- Photograph from Los Angeles Times, 1931
- Born: May 30, 1869 Canada
- Died: March 15, 1954 (aged 84) Yolo, California
- Occupation: Architect
- Buildings: Textile Center Building

= Florence Casler =

Canadian businessman

Florence Casler (May 30, 1869 - March 15, 1954) was a Canadian-American real estate developer, contractor, and partner in the firm Lloyd & Casler, Inc.

A native of Canada, Casler married a plumber who opened a plumbing business in Buffalo, New York. Her husband left her behind with two daughters to make his fortune in gold mining. He returned eight years later with only $700, but during those years, Casler had obtained her license as a plumber expert and built a business employing twelve men. In 1921, after her husband died, Casler moved with her daughters to Los Angeles, where she went into business as a builder and developer. In 1931, she recalled, "I put up flat buildings right after the war when no one was risking building anything. I have sixty of them now. Then I had the idea of developing Maple Avenue. My Class A buildings are on Maple -- one for garment manufacturers, one for printing, one for furniture, and they are all full."

Though she joined the real estate development company, Lloyd and Casler, Inc., in 1923, she later went out on her own, preferring to make all decisions herself without partners. Among the buildings she developed is the Textile Center Building, which is listed on the National Register of Historic Places. Upon the opening of the Textile Center Building in 1926, the Los Angeles Times noted that the building was "the outgrowth of an idea born of one of the builders -- Mrs. Frances C. Casler -- who, though only a resident of Los Angeles for ten years, is responsible for the construction of over $7,000,000 worth of property ..." Casler maintained her office at the Textile Center Building during the height of her career.

Other buildings developed by Casler include the Allied Crafts Building, the Mac Printing Co. Building, the Bendix Building and the Garment Capitol Building. By 1931, the Los Angeles Times reported that Casler had "eight Class A limit-height buildings to her credit, sixty flat buildings and a vast vision of the future of Los Angeles." The group Preserve LA has described Casler as "perhaps the only woman involved in heavy construction in Los Angeles at the time."

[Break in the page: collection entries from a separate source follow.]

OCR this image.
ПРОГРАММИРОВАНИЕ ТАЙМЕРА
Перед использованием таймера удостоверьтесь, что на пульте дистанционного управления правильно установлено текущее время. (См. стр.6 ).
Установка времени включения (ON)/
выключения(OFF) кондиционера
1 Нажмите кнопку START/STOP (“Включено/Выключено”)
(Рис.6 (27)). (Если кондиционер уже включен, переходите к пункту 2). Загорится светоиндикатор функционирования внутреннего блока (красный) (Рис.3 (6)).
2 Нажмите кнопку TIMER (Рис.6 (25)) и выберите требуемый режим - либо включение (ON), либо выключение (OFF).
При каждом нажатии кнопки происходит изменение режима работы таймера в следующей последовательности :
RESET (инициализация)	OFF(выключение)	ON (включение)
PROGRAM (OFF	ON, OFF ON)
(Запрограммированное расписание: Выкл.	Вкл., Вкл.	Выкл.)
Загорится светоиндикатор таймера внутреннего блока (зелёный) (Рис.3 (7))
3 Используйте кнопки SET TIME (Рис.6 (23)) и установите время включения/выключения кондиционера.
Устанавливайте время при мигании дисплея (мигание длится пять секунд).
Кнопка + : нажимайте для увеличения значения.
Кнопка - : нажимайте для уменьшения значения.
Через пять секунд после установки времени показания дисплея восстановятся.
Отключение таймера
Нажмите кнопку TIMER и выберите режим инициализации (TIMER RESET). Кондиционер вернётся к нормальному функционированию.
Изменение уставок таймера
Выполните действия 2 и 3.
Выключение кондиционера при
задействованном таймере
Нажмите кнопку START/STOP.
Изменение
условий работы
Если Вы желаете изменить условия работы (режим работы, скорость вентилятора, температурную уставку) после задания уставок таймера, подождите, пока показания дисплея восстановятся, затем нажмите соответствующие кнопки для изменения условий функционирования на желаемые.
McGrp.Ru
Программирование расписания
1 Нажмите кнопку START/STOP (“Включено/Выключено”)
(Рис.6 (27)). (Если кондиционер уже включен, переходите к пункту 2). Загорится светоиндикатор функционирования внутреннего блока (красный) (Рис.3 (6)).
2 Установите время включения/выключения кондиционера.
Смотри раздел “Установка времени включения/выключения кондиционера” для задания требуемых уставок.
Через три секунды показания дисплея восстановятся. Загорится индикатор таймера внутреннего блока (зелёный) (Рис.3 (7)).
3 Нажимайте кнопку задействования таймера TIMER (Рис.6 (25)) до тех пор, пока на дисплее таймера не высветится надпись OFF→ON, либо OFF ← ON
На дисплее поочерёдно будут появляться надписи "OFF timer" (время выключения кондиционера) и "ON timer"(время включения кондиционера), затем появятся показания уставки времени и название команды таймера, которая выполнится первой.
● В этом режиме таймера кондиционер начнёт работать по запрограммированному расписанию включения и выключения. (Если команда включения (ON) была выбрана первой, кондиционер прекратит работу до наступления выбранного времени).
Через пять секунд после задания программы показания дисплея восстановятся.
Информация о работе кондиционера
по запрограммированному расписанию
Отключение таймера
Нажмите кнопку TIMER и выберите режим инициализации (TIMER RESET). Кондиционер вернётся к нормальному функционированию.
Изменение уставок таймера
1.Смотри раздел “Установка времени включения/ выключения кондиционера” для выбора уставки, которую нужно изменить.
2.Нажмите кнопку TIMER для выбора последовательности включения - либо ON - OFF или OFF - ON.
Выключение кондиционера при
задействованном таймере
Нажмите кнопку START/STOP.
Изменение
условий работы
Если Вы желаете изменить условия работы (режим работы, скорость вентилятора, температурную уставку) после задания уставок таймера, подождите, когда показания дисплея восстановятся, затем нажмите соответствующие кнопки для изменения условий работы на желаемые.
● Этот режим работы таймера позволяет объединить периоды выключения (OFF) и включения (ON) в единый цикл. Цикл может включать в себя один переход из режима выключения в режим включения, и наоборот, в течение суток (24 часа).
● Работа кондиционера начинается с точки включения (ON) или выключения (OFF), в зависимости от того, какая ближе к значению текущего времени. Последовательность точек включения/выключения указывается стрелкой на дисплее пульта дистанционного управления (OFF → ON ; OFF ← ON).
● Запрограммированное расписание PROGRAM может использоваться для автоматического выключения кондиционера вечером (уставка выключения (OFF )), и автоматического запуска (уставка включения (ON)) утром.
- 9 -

The Los Angeles Times cautioned the city's businessmen in 1931 not to underestimate "this nice maternal little woman, in a soft green suit, a black and white hat with a feminine white rose beneath its brim." It also noted: "She seems to be pleasantly unaware what a remarkable little woman she is. She went right along with her plumbing while the babies were coming along and she marvels that there could ever be any discussion as to whether women should try to combine both careers and matrimony. 'I had to,' she laughs, 'so I never thought about it.'" In 2008, the Los Angeles Cultural Heritage Commission recognized Casler as "one of the first women in the early 20th century to head a company in the field of development and construction of high-rise buildings." She was also appointed as the head of Peoples Bank of Los Angeles, making her the only female director of a bank in Los Angeles.